COLOUR coding is ace. Take notes. Important? Orange highlighter. For reference? Green highlighter. Something not vital, but good to skim over? Yellow.
This logic is inbred because there’s nothing I find more satisfying than a common design whose purpose is differentiated by colour.
Utility pipes, for example.
• Red for electrical power lines
• Orange for telecoms and optical fibres
• Blue for drinking water
• Yellow for gas
• Green for sewerage and waste
That’s not all.
There’s Penguin books:
• Orange for general fiction
• Green for crime
• Pink for travel
• Red for drama
• Purple for essays
• Grey for world affairs
• Yellow for ‘misc’
Ford adopted this with the 1989 Fiesta MkIII.

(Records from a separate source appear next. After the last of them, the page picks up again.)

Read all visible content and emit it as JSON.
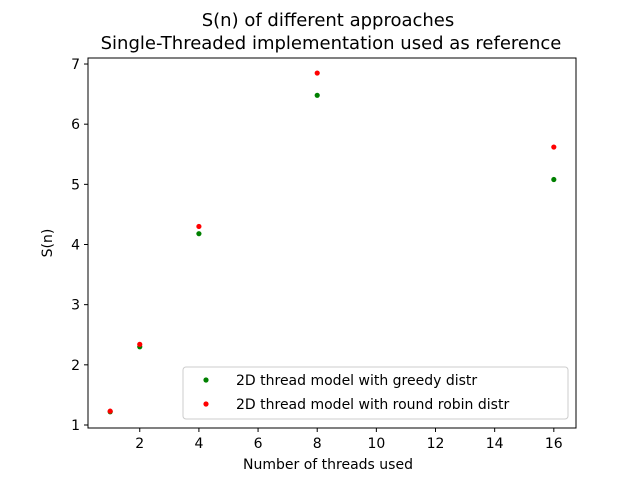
{
  "chart_data": {
    "type": "scatter",
    "title": "S(n) of different approaches",
    "subtitle": "Single-Threaded implementation used as reference",
    "xlabel": "Number of threads used",
    "ylabel": "S(n)",
    "xlim": [
      0.25,
      16.75
    ],
    "ylim": [
      0.95,
      7.1
    ],
    "xticks": [
      2,
      4,
      6,
      8,
      10,
      12,
      14,
      16
    ],
    "yticks": [
      1,
      2,
      3,
      4,
      5,
      6,
      7
    ],
    "grid": false,
    "legend_position": "lower-right",
    "series": [
      {
        "name": "2D thread model with greedy distr",
        "color": "#008000",
        "x": [
          1,
          2,
          4,
          8,
          16
        ],
        "y": [
          1.22,
          2.3,
          4.18,
          6.48,
          5.08
        ]
      },
      {
        "name": "2D thread model with round robin distr",
        "color": "#ff0000",
        "x": [
          1,
          2,
          4,
          8,
          16
        ],
        "y": [
          1.23,
          2.34,
          4.3,
          6.85,
          5.62
        ]
      }
    ]
  }
}
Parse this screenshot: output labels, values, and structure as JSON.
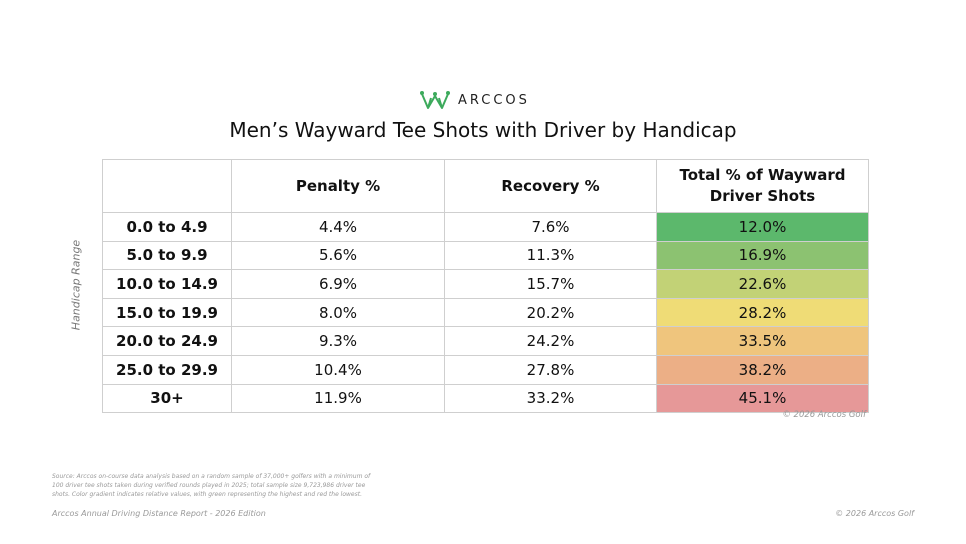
{
  "brand": {
    "name": "ARCCOS",
    "logo_color": "#3daa5c"
  },
  "title": "Men’s Wayward Tee Shots with Driver by Handicap",
  "y_axis_label": "Handicap Range",
  "table": {
    "columns": [
      "",
      "Penalty %",
      "Recovery %",
      "Total % of Wayward Driver Shots"
    ],
    "rows": [
      {
        "range": "0.0 to 4.9",
        "penalty": "4.4%",
        "recovery": "7.6%",
        "total": "12.0%",
        "total_color": "#5cb86c"
      },
      {
        "range": "5.0 to 9.9",
        "penalty": "5.6%",
        "recovery": "11.3%",
        "total": "16.9%",
        "total_color": "#8cc271"
      },
      {
        "range": "10.0 to 14.9",
        "penalty": "6.9%",
        "recovery": "15.7%",
        "total": "22.6%",
        "total_color": "#c2d276"
      },
      {
        "range": "15.0 to 19.9",
        "penalty": "8.0%",
        "recovery": "20.2%",
        "total": "28.2%",
        "total_color": "#efdc76"
      },
      {
        "range": "20.0 to 24.9",
        "penalty": "9.3%",
        "recovery": "24.2%",
        "total": "33.5%",
        "total_color": "#efc57d"
      },
      {
        "range": "25.0 to 29.9",
        "penalty": "10.4%",
        "recovery": "27.8%",
        "total": "38.2%",
        "total_color": "#ecaf86"
      },
      {
        "range": "30+",
        "penalty": "11.9%",
        "recovery": "33.2%",
        "total": "45.1%",
        "total_color": "#e69898"
      }
    ]
  },
  "chart_data": {
    "type": "table",
    "title": "Men’s Wayward Tee Shots with Driver by Handicap",
    "ylabel": "Handicap Range",
    "categories": [
      "0.0 to 4.9",
      "5.0 to 9.9",
      "10.0 to 14.9",
      "15.0 to 19.9",
      "20.0 to 24.9",
      "25.0 to 29.9",
      "30+"
    ],
    "series": [
      {
        "name": "Penalty %",
        "values": [
          4.4,
          5.6,
          6.9,
          8.0,
          9.3,
          10.4,
          11.9
        ]
      },
      {
        "name": "Recovery %",
        "values": [
          7.6,
          11.3,
          15.7,
          20.2,
          24.2,
          27.8,
          33.2
        ]
      },
      {
        "name": "Total % of Wayward Driver Shots",
        "values": [
          12.0,
          16.9,
          22.6,
          28.2,
          33.5,
          38.2,
          45.1
        ]
      }
    ]
  },
  "copyright_under_table": "© 2026 Arccos Golf",
  "source_note": "Source: Arccos on-course data analysis based on a random sample of 37,000+ golfers with a minimum of 100 driver tee shots taken during verified rounds played in 2025; total sample size 9,723,986 driver tee shots. Color gradient indicates relative values, with green representing the highest and red the lowest.",
  "footer_left": "Arccos Annual Driving Distance Report - 2026 Edition",
  "footer_right": "© 2026 Arccos Golf"
}
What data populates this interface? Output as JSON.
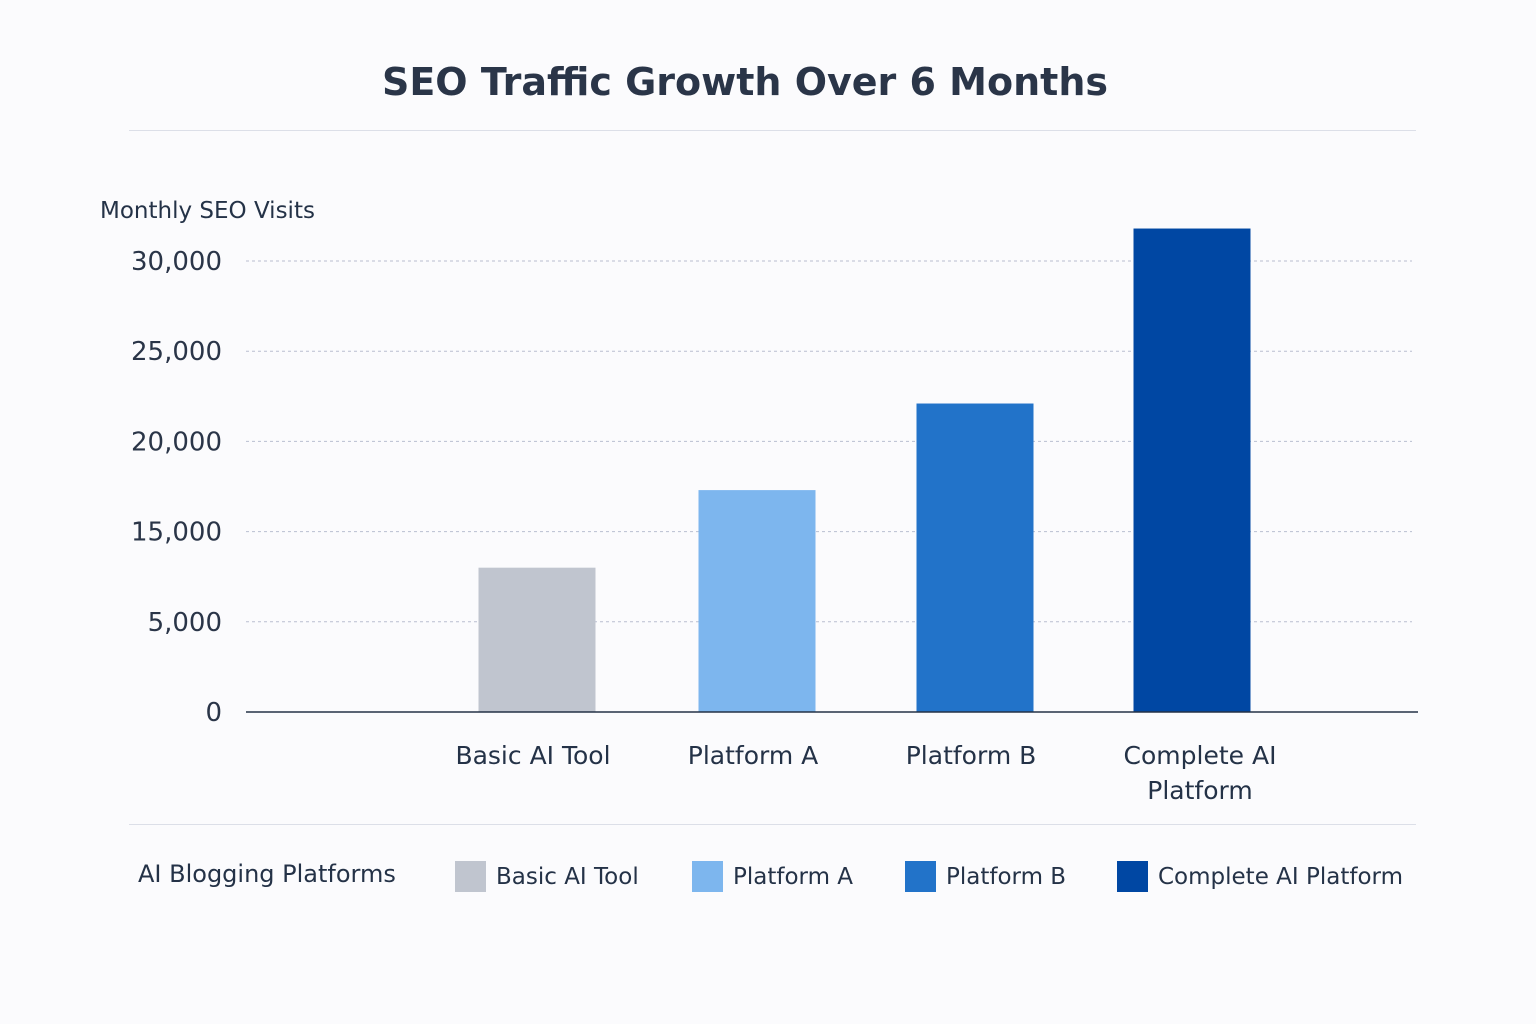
{
  "chart_data": {
    "type": "bar",
    "title": "SEO Traffic Growth Over 6 Months",
    "ylabel": "Monthly SEO Visits",
    "xlabel": "",
    "categories": [
      "Basic AI Tool",
      "Platform A",
      "Platform B",
      "Complete AI Platform"
    ],
    "values": [
      11000,
      17300,
      22100,
      31800
    ],
    "colors": [
      "#c0c5cf",
      "#7db6ee",
      "#2273c9",
      "#0047a3"
    ],
    "y_ticks": [
      0,
      5000,
      15000,
      20000,
      25000,
      30000
    ],
    "y_tick_labels": [
      "0",
      "5,000",
      "15,000",
      "20,000",
      "25,000",
      "30,000"
    ],
    "grid": true,
    "legend": {
      "title": "AI Blogging Platforms",
      "placement": "bottom",
      "entries": [
        "Basic AI Tool",
        "Platform A",
        "Platform B",
        "Complete AI Platform"
      ]
    }
  }
}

How? By altering the pinstriping in the bumper. Utter genius:
• Silver for ‘posh’ Ghia
• Black for ‘cooking’ 1.6S
• Blue for ‘hot’ XR2i
• Green for the ‘scorching’ (and later) RS Turbo
Thus, you could spot the cred of the Fiesta approaching you at 100 paces – the complete antithesis of today’s manufacturer idea of badge-name-less cars.
Today, I still idolise that blue stripe, and would put the green stripe on old Gormley’s Fourth Plinth.
Why, when we know so much more about clear and easy interfaces, are car makers not doing the same today?